While continuing to read Wuthering Heights, we continue to see how strong-willed and passionate Emily Bronte has written her female characters. The women of the novel continue to act according to their own interests and not according to how their father or husband want them to.

As we saw in the first several chapters, Catherine Earnshaw was free-spirited and acted the way she wanted to growing up and playing with Heathcliff. As she grows older and marries Edgar Linton she continues to act according to what she wants by seeing Heathcliff when he returns despite Edgar being against this.

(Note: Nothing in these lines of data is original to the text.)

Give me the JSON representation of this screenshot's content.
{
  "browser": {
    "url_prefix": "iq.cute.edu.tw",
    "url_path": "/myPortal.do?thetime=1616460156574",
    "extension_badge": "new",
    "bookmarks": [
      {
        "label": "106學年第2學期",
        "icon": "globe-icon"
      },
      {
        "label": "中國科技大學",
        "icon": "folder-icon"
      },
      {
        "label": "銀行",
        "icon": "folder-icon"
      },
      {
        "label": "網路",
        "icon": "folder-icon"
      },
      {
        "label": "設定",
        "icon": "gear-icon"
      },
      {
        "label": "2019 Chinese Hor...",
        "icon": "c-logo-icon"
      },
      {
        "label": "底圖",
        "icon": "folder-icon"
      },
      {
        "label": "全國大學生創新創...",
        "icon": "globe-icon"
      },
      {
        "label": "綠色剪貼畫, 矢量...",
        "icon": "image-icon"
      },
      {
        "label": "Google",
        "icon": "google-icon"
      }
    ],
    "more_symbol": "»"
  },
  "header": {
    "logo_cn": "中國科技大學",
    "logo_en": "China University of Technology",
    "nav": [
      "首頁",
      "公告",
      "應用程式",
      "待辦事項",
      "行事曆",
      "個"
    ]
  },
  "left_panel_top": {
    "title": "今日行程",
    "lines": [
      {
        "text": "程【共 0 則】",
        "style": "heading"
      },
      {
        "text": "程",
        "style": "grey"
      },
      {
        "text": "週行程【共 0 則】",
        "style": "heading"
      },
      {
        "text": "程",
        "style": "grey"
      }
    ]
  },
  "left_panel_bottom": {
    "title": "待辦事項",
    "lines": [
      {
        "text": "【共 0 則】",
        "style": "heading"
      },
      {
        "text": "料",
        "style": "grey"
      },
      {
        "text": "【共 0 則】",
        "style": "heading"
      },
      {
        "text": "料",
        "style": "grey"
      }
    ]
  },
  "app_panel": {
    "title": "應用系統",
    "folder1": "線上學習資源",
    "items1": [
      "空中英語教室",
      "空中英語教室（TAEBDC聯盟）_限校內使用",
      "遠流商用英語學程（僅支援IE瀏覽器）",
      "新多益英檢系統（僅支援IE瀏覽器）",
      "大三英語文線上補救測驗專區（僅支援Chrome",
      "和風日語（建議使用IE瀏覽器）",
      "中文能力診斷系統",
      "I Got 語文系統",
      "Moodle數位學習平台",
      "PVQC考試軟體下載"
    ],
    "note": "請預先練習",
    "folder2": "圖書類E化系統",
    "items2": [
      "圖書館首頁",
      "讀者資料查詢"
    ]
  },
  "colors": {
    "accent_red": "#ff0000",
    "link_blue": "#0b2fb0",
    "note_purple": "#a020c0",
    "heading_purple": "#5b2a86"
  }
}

Like her mother, Cathy Linton also goes against Edgar’s wishes. He is very protective over Cathy and doesn’t want her to leave their property however she does so anyway and eventually comes across the place and people that her father was protecting her from at Wuthering Heights. As the story goes on she continues to go to Wuthering Heights and meets with Linton Heathcliff in secret despite her father not wanting her to have any relations with the Heathcliffs.

The way in which Catherine and Cathy act against others’ wishes and do what they wish reminded me of what Harriet Martineau discusses in her essay Society in America. When referencing James Mill saying that “women may be regarded, the interest of almost all of whom is involved, either in that of their fathers or in that of their husbands.”, she says that “the interests of women who have fathers and husbands can never be identical with theirs”.

Although in the case of Wuthering Heights it isn’t necessarily political interests that Catherine and Cathy are differing from Edgar, it still shows that women don’t have to think or do exactly as their fathers or husbands want them to and can act independently according to what they want to do for themselves.